Моя беседка, играющая роль телефонной будки, тоже не подключена к телефонным проводам, но разве это проблема, когда твои слова летят по струнам всемогущего ветра, который знает все телефонные номера ушедших из нашей жизни, но не из нашего сердца.
Ветер шепчет им наши признания, а в ответ – вспышки воспоминаний, как короткие гудки, просвечивают сквозь пунктир облаков…
Мам, прости.
Абонент не отвечает или находится вне зоны действия сети…
Нигде
О смерти Гали я узнала от ее дочери и задохнулась ужасом, услышав в трубке эти два слова: «Мама умерла».
– Как умерла? Я же видела ее буквально вот… Ну вот недавно же…
– Сегодня сорок дней, – тихо перебила меня Галина дочь.
– А от чего? – спрашиваю я и ужасаюсь вопросу: как будто это важно. Какая разница, от чего нет человека, если его больше нет?
– У мамы была клиническая депрессия. И она покончила с собой.
Я ошарашенно молчу. Я знала ее маму, Галю, как очень активную женщину, всегда с улыбкой, всегда, что называется, при параде. Укладка, накрашенные губы, тени на глазах. В ней так явно бурлила энергия… Как? Как такое могло случиться?
Галя поддерживала меня во многих моих благотворительных проектах: мы вместе ездили в приюты для животных, на экологические субботники и совсем еще недавно готовили праздник для больницы.
У меня совершенно не укладывалось в голове, что вот та, пышущая на вид здоровьем, женщина вдруг раз и…
– Это третья попытка. Первые две не увенчались успехом, мы успели, откачали. А третья… вот.
– Нет слов…
Я скомкано выразила соболезнования дочери, закончила звонок и кулем села на стул. Я тяжело дышала: никак не могла наладить естественное дыхание. Вдох-выдох, вдох-выдох.
В кухню вошел муж. Мельком глянул на меня и замер. Спросил озадаченно:
– Ты в порядке?
– Нет.
– Что случилось?
– Галя покончила с собой. Сорок дней назад.
– Какая Галя?
– Моя подруга Галя. Которая со мной ездила… Впрочем, не это важно. Важно, что ее больше нет… И ездить она никуда больше не будет. А еще у нее была клиническая депрессия…
Муж с тревогой посмотрел на меня. Мы думали об одном и том же. У него такой же диагноз. Был. Клиническая депрессия.
Я очень горжусь мужем и тем, что он с ней справился. Точнее тем, что мы с ней справились и не разрушили семью. Но это же такой диагноз, который в любой момент может вернуться, к сожалению. И снова накрыть.
То, что мы пережили за те четыре года, – одно из самых сложных жизненных испытаний. Мне много раз казалось, что я больше не могу, и я хотела выйти из этого брака на полном ходу.
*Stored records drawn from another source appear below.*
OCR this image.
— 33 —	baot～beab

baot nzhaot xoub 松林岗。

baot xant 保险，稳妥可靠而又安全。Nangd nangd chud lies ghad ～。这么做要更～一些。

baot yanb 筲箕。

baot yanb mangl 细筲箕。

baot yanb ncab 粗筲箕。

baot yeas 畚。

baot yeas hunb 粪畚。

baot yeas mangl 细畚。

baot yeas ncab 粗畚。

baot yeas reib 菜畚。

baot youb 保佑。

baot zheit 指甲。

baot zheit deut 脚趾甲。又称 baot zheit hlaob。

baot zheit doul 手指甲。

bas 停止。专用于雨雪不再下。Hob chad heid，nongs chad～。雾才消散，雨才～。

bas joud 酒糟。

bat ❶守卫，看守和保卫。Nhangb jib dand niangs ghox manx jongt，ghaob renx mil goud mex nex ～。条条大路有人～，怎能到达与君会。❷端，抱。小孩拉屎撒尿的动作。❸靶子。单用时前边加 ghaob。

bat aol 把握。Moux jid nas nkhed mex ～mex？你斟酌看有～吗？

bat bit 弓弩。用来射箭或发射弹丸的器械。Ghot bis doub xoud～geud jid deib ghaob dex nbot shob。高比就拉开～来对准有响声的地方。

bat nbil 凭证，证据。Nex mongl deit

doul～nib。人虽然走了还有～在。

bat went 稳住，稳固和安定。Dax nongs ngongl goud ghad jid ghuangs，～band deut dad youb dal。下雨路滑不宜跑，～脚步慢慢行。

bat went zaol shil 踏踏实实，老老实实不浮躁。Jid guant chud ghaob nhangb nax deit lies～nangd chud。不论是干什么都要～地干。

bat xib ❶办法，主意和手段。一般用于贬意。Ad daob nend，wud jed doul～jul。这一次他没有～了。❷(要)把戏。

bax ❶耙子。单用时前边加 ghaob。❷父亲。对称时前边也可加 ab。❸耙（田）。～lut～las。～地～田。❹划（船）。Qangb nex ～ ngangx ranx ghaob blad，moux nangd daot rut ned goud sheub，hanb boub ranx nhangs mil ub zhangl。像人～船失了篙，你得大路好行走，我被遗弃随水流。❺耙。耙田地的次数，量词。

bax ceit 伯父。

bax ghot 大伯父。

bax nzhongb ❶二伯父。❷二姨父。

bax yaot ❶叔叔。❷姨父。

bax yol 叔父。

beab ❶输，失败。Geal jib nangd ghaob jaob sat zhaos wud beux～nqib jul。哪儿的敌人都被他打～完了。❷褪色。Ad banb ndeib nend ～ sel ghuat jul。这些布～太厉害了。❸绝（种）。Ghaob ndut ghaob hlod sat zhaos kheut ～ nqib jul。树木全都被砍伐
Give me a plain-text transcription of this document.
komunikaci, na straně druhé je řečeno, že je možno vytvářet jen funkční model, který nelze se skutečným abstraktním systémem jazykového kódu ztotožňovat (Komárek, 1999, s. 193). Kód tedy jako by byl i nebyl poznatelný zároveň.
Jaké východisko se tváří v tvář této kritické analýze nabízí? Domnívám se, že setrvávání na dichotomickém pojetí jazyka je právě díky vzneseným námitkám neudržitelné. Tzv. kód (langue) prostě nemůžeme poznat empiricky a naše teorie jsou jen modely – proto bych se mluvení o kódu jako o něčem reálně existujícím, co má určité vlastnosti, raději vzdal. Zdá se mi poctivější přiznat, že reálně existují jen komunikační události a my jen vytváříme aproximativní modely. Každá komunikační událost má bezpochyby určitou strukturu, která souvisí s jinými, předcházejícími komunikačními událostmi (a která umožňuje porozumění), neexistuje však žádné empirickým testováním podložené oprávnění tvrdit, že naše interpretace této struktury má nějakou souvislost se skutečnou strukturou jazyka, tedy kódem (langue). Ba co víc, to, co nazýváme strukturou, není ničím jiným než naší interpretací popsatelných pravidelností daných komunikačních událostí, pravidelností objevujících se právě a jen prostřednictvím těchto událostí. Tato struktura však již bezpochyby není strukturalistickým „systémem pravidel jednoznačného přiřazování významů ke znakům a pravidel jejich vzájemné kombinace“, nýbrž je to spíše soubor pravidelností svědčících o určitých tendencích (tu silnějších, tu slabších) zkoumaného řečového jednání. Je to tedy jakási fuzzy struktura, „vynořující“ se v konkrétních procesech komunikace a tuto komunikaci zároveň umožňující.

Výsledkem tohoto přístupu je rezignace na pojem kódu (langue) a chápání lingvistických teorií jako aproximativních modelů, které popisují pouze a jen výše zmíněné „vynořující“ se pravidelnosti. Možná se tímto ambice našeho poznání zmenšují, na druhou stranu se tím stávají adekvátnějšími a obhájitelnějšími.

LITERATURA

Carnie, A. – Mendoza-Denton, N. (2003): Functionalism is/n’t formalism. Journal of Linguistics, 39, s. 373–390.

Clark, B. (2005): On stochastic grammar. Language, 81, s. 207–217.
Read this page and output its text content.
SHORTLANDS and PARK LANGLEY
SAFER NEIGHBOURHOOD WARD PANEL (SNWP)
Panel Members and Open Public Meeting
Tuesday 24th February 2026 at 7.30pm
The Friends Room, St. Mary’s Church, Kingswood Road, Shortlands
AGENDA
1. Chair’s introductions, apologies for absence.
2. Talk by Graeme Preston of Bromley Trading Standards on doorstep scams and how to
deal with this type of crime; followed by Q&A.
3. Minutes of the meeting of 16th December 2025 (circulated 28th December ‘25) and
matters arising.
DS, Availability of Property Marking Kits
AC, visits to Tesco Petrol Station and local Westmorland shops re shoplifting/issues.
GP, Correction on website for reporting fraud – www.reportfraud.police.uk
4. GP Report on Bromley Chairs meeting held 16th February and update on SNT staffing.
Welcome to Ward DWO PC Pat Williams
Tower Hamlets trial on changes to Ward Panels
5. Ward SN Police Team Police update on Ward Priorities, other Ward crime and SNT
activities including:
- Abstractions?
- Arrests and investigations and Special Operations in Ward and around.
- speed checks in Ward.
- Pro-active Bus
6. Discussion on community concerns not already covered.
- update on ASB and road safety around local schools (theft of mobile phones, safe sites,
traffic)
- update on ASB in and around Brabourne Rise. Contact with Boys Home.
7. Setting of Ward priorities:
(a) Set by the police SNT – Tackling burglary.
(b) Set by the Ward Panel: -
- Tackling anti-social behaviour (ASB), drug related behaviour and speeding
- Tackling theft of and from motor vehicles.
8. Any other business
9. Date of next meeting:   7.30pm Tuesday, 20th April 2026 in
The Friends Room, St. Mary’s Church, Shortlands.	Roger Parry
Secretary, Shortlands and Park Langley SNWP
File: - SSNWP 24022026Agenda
Я смертельно уставала от звона разбитых надежд, от откатов в пекло болезни, которые случались после периодов улучшений. И от собственной «мудрости», благодаря которой я всегда договаривалась с собой «потерпеть еще немного», искала компромиссы, убеждала себя, что мы непременно справимся, и что – это была моя главная мантра – «он не виноват, что заболел».